Qui sarebbe necessario un lungo e complicato excursus storico per spiegare i motivi della contesa ecclesiastica (ma anche politica) che, da più di 400 anni, divide ortodossi russi e greco-cattolici ucraini. Per farla il più breve possibile: nel 1585 nasce il patriarcato ortodosso di Mosca. I fedeli ortodossi che vivono nei territori che oggi chiameremmo Ucraina sono sulla linea del fuoco: abbandonati da Costantinopoli, si ritrovano a far fronte – da una parte – alle ambizioni annessionistiche dell'orso russo e – dall'altra parte – alle pressioni dei sovrani polacchi, che controllano le loro terre e che vorrebbero “latinizzarli”. Per salvare il salvabile, pochi anni dopo, nel 1595-6, le diocesi ortodosse che fanno capo a Kiev firmano l'unione di Brest-Litovsk, con cui accettano di passare alla Chiesa di Roma, ma salvaguardando riti, lingua e tradizioni orientali. Nasce così l'uniatismo, “inteso come unione di una comunità all'altra, staccandola dalla sua Chiesa”, un metodo replicato in altre occasioni dal Vaticano nei corso dei secoli, ma che oggi, alla luce di una più matura coscienza ecumenica, non viene considerato neanche dalla Chiesa cattolica come un modo adatto per ristabilire l'unità dei cristiani.

Sorpassato l'uniatismo, restano però gli “uniati”, termine che gli ortodossi usano ancora oggi come un insulto per definire i greco-cattolici ucraini. Dall'Unione di Brest ai giorni nostri, infatti, quella divisione non si è andata sanando, tutt'altro: soppressa dagli zar, perseguitata dai sovietici, la Chiesa greco-cattolica ucraina è riemersa dalle catacombe solo negli anni '90 del secolo scorso e ha preteso la restituzione della propria dignità e dei propri beni (incamerati dagli ortodossi fedeli a Mosca). E dagli con gli scontri, lo scambio di accuse, il gelo reciproco. Infine, con l'esplodere del recente conflitto armato del Donbass, in Ucraina orientale, greco-cattolici ucraini e ortodossi russi si sono ritrovati ancora una volta sui lati opposti del fronte: con Kiev i primi, con Mosca i secondi.

La dichiarazione comune dell'Avana firmata da Francesco e Kirill invita i fedeli ortodossi e greco-cattolici a riconciliarsi, trovando “forme di convivenza reciprocamente accettabili”. Inoltre chiede a tutte le Chiese cristiane in Ucraina di “astenersi dal partecipare allo scontro” e di “non sostenere un ulteriore sviluppo del conflitto”. Un tentativo saggio, dunque, di disarmare le coscienze e di eliminare qualunque alibi religioso in quella che è una lotta politica ed economica orchestrata con gli eserciti.

Le critiche di monsignor Shevchuk all'accordo tra il papa e il patriarca vertevano, in particolare, su due passaggi del documento: uno in cui il testo sembrava adombrare l'idea che quella in Ucraina fosse una guerra civile (e non piuttosto una aggressione russa, come ritengono a Kiev); e l'altro in cui pareva definire quella greco-cattolica come una semplice “comunità ecclesiale” e non una vera Chiesa “sui iuris”, parte a pieno titolo della Chiesa cattolica.
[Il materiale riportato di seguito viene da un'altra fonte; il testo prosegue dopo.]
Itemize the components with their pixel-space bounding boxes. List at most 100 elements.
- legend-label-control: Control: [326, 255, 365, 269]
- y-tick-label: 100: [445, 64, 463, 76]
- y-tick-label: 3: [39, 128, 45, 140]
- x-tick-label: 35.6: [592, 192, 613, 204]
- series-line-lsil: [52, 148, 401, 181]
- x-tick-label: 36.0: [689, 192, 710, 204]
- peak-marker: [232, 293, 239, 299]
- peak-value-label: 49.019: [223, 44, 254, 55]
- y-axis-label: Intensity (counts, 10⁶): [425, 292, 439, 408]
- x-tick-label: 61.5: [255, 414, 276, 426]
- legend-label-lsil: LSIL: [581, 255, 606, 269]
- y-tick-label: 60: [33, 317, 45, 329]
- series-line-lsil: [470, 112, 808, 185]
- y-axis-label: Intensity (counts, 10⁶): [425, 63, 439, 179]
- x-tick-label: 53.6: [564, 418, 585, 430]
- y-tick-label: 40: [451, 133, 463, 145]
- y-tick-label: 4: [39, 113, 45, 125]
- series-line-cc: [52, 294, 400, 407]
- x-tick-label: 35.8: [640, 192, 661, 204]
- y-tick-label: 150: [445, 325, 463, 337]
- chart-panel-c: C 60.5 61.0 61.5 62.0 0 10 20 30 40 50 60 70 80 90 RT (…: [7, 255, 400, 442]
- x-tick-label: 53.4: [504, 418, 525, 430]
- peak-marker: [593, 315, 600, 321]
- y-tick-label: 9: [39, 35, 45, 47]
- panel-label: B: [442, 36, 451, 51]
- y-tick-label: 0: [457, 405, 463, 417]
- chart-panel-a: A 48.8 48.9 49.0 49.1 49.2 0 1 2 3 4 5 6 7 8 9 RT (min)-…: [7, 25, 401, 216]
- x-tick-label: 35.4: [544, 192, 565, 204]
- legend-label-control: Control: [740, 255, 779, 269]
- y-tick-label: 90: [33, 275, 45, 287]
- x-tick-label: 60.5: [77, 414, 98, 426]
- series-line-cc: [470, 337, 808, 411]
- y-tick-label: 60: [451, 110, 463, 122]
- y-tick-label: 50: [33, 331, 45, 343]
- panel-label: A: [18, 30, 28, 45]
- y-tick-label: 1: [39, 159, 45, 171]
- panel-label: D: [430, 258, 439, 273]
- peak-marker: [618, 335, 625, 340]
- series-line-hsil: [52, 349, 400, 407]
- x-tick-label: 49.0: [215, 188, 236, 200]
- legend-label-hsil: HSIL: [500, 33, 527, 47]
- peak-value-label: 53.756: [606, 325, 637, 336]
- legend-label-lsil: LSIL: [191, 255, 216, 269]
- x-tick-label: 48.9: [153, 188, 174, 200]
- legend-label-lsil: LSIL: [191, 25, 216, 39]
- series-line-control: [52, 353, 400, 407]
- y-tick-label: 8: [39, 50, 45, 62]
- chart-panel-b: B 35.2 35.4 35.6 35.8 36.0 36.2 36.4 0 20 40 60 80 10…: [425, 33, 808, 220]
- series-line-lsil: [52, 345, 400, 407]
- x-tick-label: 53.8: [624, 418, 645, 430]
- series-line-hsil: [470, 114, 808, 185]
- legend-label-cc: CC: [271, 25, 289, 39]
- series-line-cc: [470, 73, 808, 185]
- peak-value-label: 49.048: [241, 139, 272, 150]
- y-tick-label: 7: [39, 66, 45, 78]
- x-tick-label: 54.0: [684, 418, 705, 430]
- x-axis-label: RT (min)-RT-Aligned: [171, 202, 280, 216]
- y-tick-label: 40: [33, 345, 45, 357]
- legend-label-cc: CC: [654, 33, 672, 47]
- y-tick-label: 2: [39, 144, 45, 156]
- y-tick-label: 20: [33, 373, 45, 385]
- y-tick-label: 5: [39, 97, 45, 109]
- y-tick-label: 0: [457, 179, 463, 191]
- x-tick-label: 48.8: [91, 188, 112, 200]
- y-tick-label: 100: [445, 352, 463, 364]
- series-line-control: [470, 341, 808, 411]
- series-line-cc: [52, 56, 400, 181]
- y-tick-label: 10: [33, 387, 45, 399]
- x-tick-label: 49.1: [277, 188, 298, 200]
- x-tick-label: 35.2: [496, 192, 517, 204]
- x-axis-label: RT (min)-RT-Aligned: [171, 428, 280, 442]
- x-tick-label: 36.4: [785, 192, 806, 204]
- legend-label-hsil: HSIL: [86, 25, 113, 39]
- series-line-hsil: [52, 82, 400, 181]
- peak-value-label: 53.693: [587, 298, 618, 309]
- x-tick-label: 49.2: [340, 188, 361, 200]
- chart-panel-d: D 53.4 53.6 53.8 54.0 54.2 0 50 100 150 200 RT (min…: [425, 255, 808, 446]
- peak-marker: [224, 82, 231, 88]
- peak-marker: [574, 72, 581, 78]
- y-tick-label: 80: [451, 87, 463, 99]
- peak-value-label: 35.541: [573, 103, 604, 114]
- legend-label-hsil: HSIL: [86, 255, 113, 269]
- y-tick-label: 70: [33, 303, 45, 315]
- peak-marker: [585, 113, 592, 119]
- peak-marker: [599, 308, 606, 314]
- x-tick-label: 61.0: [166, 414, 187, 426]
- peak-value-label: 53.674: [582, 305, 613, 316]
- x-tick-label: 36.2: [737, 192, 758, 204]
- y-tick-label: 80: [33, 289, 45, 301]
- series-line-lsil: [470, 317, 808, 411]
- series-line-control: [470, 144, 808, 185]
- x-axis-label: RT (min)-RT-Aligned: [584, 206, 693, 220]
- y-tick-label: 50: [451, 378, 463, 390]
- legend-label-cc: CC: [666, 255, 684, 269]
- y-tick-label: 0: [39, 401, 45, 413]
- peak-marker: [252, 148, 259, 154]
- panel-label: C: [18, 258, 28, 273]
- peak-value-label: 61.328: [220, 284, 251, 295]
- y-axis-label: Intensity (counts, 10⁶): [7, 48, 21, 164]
Dopo alcune dichiarazioni distensive e comprensive del papa, Shevchuk si è però detto rincuorato e ha ammorbidito la sua posizione.

La morale ecumenica di tutta questa vicenda mi pare sottile ma importantissima: fino a che non si spezza la logica dei tatticismi e non saltano le liturgie del mero contrattualismo ecclesiastico, nessun salto in avanti sarà possibile nella riconciliazione fra i cristiani. Occorre mettersi in cammino, rischiare, fare il primo passo gratuitamente. Nella certezza spirituale che il dialogo non è mai per sottrazione: più dialogo tra due non vuol dire meno dialogo con altri, significa invece più comprensione e riconciliazione tra tutti. Penso che questa sia la scommessa “eversiva” di papa Francesco. A Creta, in occasione del Concilio pan-ortodosso che si terrà a giugno, se ne potrebbero vedere i primi frutti.